Menu
in ,

Penambang Kripto Harus Gunakan Energi Baru Terbarukan

Elon Musk Penambang Kripto Harus Gunakan Energi Baru Terbarukan Untuk Transaksi

FOTO : IST

Pajak.com, Jakarta – Tesla kembali membuat pasar mata uang kripto bergejolak setelah Elon Musk mengunggah tweet mengenai keputusan perusahaannya menghentikan transaksi pembayaran atas pembelian mobil dengan bitcoin. Alasan Musk karena terjadi peningkatan penggunan bahan bakar fosil untuk proses penambangan aset kripto.

Univesitas Cambridge juga merilis soal lonjakan penggunaan listrik akibat proses penambangan bitcoin. Namun, Elon Musk mengatakan, Tesla tidak akan menjual bitcoin yang saat ini dimiliki oleh perusahaan. Sebagai informasi, saat ini produsen mobil listrik itu telah memiliki bitcoin senilai 2,5 miliar dollar AS.

Musk menegaskan, bakal kembali menyediakan pilihan pembayaran dengan bitcoin bila aset kripto itu telah bergeser menggunakan energi yang lebih berkelanjutan.

Menteri Keuangan Amerika Serikat Janet Yellen juga mengatakan, banyak potensi kejahatan digital dan penggunaan listrik yang besar dalam penambangan kripto.

“Saya pikir bitcoin tidak digunakan secara luas sebagai sebuah mekanisme transaksi. Dalam penggunaannya sejauh ini, saya khawatir kerap kali digunakan untuk penggelapan uang.

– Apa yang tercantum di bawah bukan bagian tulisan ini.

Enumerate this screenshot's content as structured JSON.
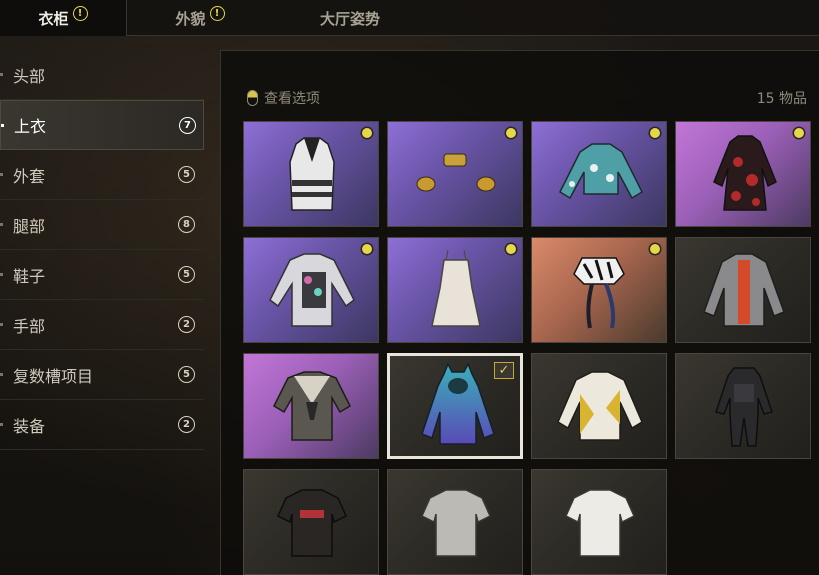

Selain itu (bitcoin) tidak efisien untuk ditransaksikan, serta jumlah energi yang dikonsumsi untuk memproses transaksi tersebut sangat besar,” kata Yellen.

Untuk memahami penggunaan energi atau konsumsi listrik dari bitcoin, perlu dipahami pula teknologi yang digunakan untuk menambangnya, yakni blockchain. Transaksi bitcoin memiliki sistem yang terdesentralisasi. Artinya, transaksinya tidak diatur oleh otoritas apapun.

Selain itu, para penambang bitcoin harus memiliki komputer khusus untuk menyelesaikan algoritma rumit agar transaksi bitcoin bisa terjadi. Penambang bitcoin pun tak bisa mendapatkan mata uang kripto itu secara gratis. Modal yang digelontorkan untuk mendapat perangkat khusus cukup besar. Setelah menyelesaikan algoritma rumit, para penambang baru akan mendapatkan beberapa keping bitcoin. Pertimbangan mengenai konsumsi listrik bitcoin serta dampak lingkungannya sebenarnya cukup rumit.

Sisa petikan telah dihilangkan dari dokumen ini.